Mungkin kita masih ingat Pemilukada di tanggal 15 Februari 2017 kemarin, kurang lebih ada 12 kandidat yang diketahui sebagai hantu dari dinasti politik dan terbangun dari daerah masing-masing. Salah satu dari 12 kandidat yang diketahui itu adalah Andika Hazrumy yang ikut terjun menjadi calon wakil Gubernur Banten. Andika tidak lain anak dari mantan Gubernur Banten, Ratu Atut Chosiyah. Andika dulu yang merupakan anggota DPR RI periode 2014-2019 yang dicalonkan oleh DPP Partai Golkar Banten yang dipimpin Ratu Tatu Chasanah, adik kandung dari Ratu Atut sendiri.
Realitas 12 dari kandidat menarik untuk kita kaji kembali, sebagian orang boleh jadi menganggap ini adalah hal yang wajar, namun sebagian orang lagi menganggap hal tersebut adalah distorsi terhadap demokrasi kita. Dasar demokrasi menuntut kita untuk melakukan konsolidasi yang seharusnya, sedang fenomena yang muncul tidak lain adalah dinasti politik yang akan mengancam transisi fase demokrasi dalam perwujudan konsolidasi demokrasi. Sementara itu unsur-unsur yang terlibat dalam konsolidasi demokrasi yaitu lembaga institusi politik, baik itu partai politik, kelompok kepentingan, elit politik maupun seluruh unsur masyarakat.
Praktek dinasti politik yang berlangsung lama di Indonesia telah banyak merusak tatanan demokrasi kita, hal itu lah yang dapat menghambat proses kandidasi dan kebaruan sebagai syarat untuk memenuhi masuk dalam kontestasi politik, sementara politik hanya dikendalikan oleh satu kelompok orang saja. Berbagai macam yang bermunculan pada Pemilukada, sementara dimana-mana dalam Pemilukada dinasti politik hanya mengamankan sumber daya, kekuasaan, dan kepentingan politik ekonomi kepada keluarga besar dan saudara-saudara yang mereka miliki.
Jejaring kekuasaan lah yang membentuk adanya dinasti politik sehingga menyebar dan kuat di setiap daerah.
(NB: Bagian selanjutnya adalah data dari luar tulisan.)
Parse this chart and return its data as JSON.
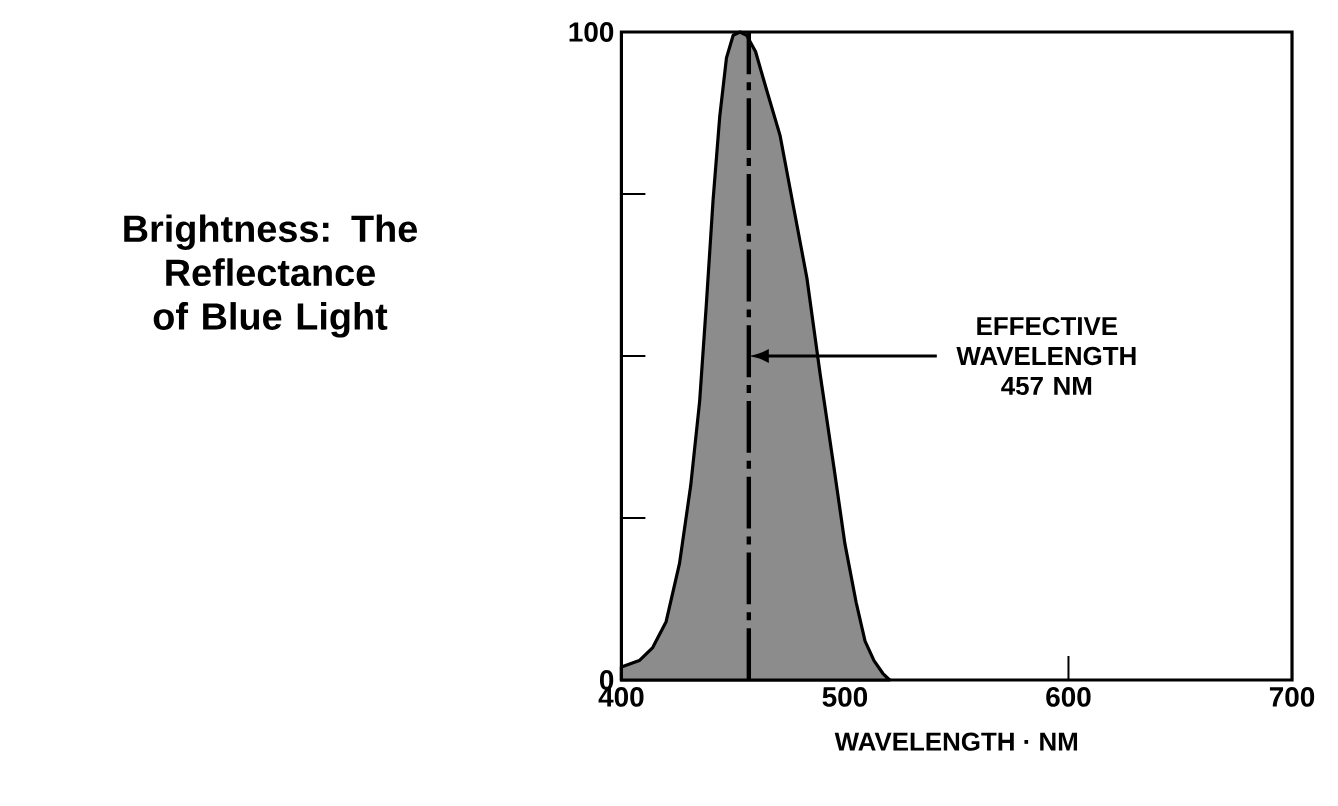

Di saat jejaring kekuasaan dinasti politik mendukung, maka akan memungkinkan hadirnya kekuasaan politik lokal secara absolut, dan jika kekuasaan itu absolut, maka besar kemungkinan akan terjadinya penyalahgunaan wewenang atas kekuasaan semakin besar. Dinasti politik yang dibangun berdasarkan kedekatan politik keluarga menyebabkan tertutupnya keran rekruitmen politik bagi kelompok-kelompok atau orang-orang di luar dinasti kekuasaan. Olehnya, nilai-nilai politik yang bisa menghangatkan, mempertemukan dan mendekatkan dari berbagai macam elemen politik relatif telah jauh dari substansi demokrasi yang sebenarnya.
Penggiat Demokrasi & Peneliti di Institut Kajian Keuangan
Negara dan Kebijakan Publik (IK2NKP).